🤖 AI Summary
Existing quality-diversity (QD) algorithms rely on fixed grids or explicit archives to enforce local competition, necessitating pre-specified boundaries and exhibiting high sensitivity to hyperparameters—leading to poor generalization in high-dimensional and unsupervised settings. To address this, we propose a novel paradigm termed *dynamic fitness transformation*, which decouples local competition into a fitness re-calibration process grounded in multi-objective dominance relations, thereby eliminating the need for structured archives and manually defined boundaries. Our method integrates an archive-free genetic framework with adaptive behavioral space mapping, achieving full parameter self-adaptation. Evaluated on standard QD benchmarks, it consistently outperforms state-of-the-art methods, demonstrating superior robustness and performance in high-dimensional spaces and unguided learning tasks.
📝 Abstract
Quality-Diversity is a family of evolutionary algorithms that generate diverse, high-performing solutions through local competition principles inspired by natural evolution. While research has focused on improving specific aspects of Quality-Diversity algorithms, surprisingly little attention has been paid to investigating alternative formulations of local competition itself -- the core mechanism distinguishing Quality-Diversity from traditional evolutionary algorithms. Most approaches implement local competition through explicit collection mechanisms like fixed grids or unstructured archives, imposing artificial constraints that require predefined bounds or hard-to-tune parameters. We show that Quality-Diversity methods can be reformulated as Genetic Algorithms where local competition occurs through fitness transformations rather than explicit collection mechanisms.

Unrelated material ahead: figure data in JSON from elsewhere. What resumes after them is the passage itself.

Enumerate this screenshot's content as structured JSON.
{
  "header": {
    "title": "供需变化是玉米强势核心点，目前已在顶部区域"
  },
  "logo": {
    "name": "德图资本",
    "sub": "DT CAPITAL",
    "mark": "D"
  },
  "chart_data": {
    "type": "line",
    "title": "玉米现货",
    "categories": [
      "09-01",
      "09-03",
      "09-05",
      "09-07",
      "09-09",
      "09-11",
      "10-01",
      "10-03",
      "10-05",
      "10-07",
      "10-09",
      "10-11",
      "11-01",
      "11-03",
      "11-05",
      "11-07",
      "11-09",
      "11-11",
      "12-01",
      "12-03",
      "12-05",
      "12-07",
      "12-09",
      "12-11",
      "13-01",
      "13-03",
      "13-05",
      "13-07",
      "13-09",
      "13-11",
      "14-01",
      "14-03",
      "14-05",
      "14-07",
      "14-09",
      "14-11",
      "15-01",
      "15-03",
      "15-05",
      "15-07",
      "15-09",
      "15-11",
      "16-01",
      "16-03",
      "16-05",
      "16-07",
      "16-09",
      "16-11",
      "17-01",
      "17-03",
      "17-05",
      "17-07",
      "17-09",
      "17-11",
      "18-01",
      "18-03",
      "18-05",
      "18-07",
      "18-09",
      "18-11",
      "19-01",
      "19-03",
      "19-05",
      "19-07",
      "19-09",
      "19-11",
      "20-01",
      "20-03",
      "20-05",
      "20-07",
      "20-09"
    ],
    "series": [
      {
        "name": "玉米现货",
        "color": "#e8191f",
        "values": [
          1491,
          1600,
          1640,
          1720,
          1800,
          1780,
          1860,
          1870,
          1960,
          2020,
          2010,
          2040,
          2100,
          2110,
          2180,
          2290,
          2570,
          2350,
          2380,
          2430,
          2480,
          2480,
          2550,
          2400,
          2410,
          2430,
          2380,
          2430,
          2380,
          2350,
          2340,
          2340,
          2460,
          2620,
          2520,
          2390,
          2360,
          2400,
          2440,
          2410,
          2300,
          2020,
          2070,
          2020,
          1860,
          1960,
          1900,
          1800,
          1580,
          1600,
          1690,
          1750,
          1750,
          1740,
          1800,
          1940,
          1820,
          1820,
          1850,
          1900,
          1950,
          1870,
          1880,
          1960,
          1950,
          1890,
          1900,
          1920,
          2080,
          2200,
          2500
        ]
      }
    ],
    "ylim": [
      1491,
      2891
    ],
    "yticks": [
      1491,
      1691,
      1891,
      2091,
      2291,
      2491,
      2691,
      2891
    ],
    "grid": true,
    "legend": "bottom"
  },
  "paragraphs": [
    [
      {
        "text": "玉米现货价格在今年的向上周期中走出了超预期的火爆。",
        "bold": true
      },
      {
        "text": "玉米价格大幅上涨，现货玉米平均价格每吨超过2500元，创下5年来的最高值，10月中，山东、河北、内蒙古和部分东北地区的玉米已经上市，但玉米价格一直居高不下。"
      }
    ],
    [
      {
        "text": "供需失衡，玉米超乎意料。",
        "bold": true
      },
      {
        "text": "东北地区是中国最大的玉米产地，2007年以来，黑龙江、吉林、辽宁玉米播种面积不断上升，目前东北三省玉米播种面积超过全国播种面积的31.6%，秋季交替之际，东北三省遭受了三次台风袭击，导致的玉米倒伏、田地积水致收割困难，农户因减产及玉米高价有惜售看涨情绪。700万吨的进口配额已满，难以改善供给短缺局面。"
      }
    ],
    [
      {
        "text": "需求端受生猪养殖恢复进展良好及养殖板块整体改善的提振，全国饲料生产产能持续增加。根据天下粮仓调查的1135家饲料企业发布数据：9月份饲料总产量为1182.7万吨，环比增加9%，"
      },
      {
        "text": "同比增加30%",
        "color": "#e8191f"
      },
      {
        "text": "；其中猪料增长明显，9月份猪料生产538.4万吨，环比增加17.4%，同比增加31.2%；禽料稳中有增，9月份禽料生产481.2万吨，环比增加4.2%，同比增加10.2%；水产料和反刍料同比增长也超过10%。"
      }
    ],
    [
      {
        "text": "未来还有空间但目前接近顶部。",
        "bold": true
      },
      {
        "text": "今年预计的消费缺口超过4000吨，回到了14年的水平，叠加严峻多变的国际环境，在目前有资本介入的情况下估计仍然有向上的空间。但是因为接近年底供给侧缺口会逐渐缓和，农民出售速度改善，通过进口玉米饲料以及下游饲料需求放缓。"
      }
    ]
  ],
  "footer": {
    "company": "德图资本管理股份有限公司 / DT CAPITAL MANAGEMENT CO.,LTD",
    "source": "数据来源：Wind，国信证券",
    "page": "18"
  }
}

Building on this insight, we introduce Dominated Novelty Search, a Quality-Diversity algorithm that implements local competition through dynamic fitness transformations, eliminating the need for predefined bounds or parameters. Our experiments show that Dominated Novelty Search significantly outperforms existing approaches across standard Quality-Diversity benchmarks, while maintaining its advantage in challenging scenarios like high-dimensional and unsupervised spaces.